Di sebuah sekolah menengah pertama, saat lonceng jam istirahat berbunyi, aku pertama kali bertemu dengan Marcel. Dia kakak kelasku, seorang siswa kelas 9 yang dikenal ramah dan mudah bergaul. Sementara itu, aku masih duduk di kelas 8, menjalani masa-masa yang penuh warna.
Pertemuan awal kami sederhana. Siang itu, kantin sekolah ramai seperti biasa. Aku dan teman-temanku sedang asyik memilih makanan. Marcel, yang sedang jajan dengan teman-temannya, menyapaku dengan senyuman ringan.
Dia tersenyum kecil dan kembali berbincang dengan teman-temannya. Sapaan itu singkat, tapi cukup untuk membuatku memikirkannya sepanjang hari.

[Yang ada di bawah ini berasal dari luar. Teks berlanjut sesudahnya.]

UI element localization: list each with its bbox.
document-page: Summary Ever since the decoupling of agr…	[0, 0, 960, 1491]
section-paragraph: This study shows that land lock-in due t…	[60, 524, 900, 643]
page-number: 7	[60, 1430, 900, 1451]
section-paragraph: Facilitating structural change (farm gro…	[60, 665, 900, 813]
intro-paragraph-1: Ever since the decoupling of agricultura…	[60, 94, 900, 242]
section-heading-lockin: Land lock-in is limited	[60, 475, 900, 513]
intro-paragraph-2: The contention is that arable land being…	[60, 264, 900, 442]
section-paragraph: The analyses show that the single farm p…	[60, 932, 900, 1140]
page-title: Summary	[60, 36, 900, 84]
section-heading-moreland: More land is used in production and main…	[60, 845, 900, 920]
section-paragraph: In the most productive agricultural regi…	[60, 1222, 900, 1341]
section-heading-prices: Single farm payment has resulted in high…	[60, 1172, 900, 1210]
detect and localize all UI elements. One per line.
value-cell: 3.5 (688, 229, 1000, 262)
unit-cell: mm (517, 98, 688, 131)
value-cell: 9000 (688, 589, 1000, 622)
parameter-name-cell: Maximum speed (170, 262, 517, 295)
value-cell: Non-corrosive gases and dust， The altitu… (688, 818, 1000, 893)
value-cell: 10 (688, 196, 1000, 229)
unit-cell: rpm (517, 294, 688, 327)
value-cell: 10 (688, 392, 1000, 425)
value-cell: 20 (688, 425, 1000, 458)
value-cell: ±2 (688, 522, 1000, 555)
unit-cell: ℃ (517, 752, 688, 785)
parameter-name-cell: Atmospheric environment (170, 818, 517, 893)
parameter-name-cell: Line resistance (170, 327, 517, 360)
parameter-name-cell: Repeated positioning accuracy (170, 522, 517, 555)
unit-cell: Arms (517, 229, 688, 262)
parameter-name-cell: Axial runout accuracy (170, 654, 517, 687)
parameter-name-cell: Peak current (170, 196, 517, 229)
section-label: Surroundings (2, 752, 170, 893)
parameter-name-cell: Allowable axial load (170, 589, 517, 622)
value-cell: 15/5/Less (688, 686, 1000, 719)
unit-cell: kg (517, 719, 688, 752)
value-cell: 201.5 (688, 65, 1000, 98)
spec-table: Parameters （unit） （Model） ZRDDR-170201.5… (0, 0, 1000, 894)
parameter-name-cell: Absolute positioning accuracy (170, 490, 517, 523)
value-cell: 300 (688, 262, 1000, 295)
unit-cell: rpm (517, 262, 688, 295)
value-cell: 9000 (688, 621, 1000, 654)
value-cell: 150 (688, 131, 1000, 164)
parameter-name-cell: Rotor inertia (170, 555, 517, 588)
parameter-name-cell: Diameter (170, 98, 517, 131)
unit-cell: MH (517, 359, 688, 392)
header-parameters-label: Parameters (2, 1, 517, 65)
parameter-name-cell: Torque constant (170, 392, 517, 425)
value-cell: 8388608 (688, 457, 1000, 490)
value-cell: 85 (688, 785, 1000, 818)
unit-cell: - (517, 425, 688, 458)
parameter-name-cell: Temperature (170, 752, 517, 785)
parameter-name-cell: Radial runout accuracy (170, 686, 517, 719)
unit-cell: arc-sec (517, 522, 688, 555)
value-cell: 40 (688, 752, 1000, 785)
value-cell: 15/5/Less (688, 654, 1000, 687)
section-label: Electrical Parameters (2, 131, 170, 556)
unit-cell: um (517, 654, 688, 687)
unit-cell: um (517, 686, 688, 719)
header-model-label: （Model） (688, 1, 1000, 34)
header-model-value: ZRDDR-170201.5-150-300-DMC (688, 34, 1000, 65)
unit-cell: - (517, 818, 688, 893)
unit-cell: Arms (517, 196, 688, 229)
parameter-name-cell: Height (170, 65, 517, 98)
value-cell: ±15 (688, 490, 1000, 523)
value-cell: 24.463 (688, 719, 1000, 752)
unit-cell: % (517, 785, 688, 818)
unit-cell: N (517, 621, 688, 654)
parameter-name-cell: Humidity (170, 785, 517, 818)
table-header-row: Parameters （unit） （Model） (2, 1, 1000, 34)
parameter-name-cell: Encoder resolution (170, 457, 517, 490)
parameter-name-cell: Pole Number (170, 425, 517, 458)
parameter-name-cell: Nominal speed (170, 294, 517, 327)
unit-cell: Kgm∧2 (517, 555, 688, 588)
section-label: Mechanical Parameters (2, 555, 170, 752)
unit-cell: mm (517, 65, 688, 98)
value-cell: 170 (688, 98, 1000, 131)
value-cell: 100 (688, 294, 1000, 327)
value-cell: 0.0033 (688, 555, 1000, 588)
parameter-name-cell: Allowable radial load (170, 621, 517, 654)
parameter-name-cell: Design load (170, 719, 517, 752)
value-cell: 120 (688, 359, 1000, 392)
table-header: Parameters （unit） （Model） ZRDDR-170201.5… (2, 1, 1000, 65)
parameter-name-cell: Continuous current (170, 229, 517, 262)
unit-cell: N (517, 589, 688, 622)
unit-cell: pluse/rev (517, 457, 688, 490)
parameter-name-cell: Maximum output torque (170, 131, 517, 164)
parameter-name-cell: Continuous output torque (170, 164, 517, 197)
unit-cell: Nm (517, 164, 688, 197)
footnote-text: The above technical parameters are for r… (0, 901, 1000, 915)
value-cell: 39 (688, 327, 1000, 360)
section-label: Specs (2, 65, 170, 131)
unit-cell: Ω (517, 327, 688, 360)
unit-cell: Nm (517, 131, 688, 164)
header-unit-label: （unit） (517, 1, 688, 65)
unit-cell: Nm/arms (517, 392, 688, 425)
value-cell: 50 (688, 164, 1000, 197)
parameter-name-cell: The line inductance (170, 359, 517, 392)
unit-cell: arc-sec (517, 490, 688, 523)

Beberapa hari setelah pertemuan itu, Marcel tiba-tiba mengirimiku pesan di media sosial. "Hai, aku Marcel. Kenalan, dong!" begitu isi pesannya.
Aku terkejut, tapi juga senang. Kami mulai berbincang melalui chat, saling bertukar cerita tentang sekolah, hobi, dan banyak hal lainnya. Seiring waktu, obrolan kami semakin intens, hingga suatu malam dia mengirim pesan yang membuatku terpaku.
"Aku mau ngomong sesuatu. Aku suka sama kamu. Kamu mau nggak jadi pacarku?" tulisnya.
Jantungku berdebar kencang membaca pesan itu. Aku tersenyum kecil, lalu mengetik jawaban dengan tangan gemetar. "Iya, aku mau," balasku singkat.
Sejak saat itu, kami resmi bersama. Walau awalnya terasa canggung, hubungan kami berjalan manis, penuh canda dan perhatian. Aku merasa istimewa, dan Marcel selalu tahu caranya membuatku bahagia.
*Awal yang Manis*
Hubungan kami dimulai dengan begitu indah. Marcel tahu caranya membuatku merasa spesial.Rasanya seperti aku adalah satu-satunya orang di dunia yang ia pedulikan.
Kami tidak pernah sekalipun bertengkar, apalagi soal hal-hal besar seperti perselingkuhan. Segalanya berjalan mulus, penuh canda tawa, dan rasa nyaman. Hubungan kami terasa seperti cerita dalam film romantis; tanpa masalah, tanpa keraguan.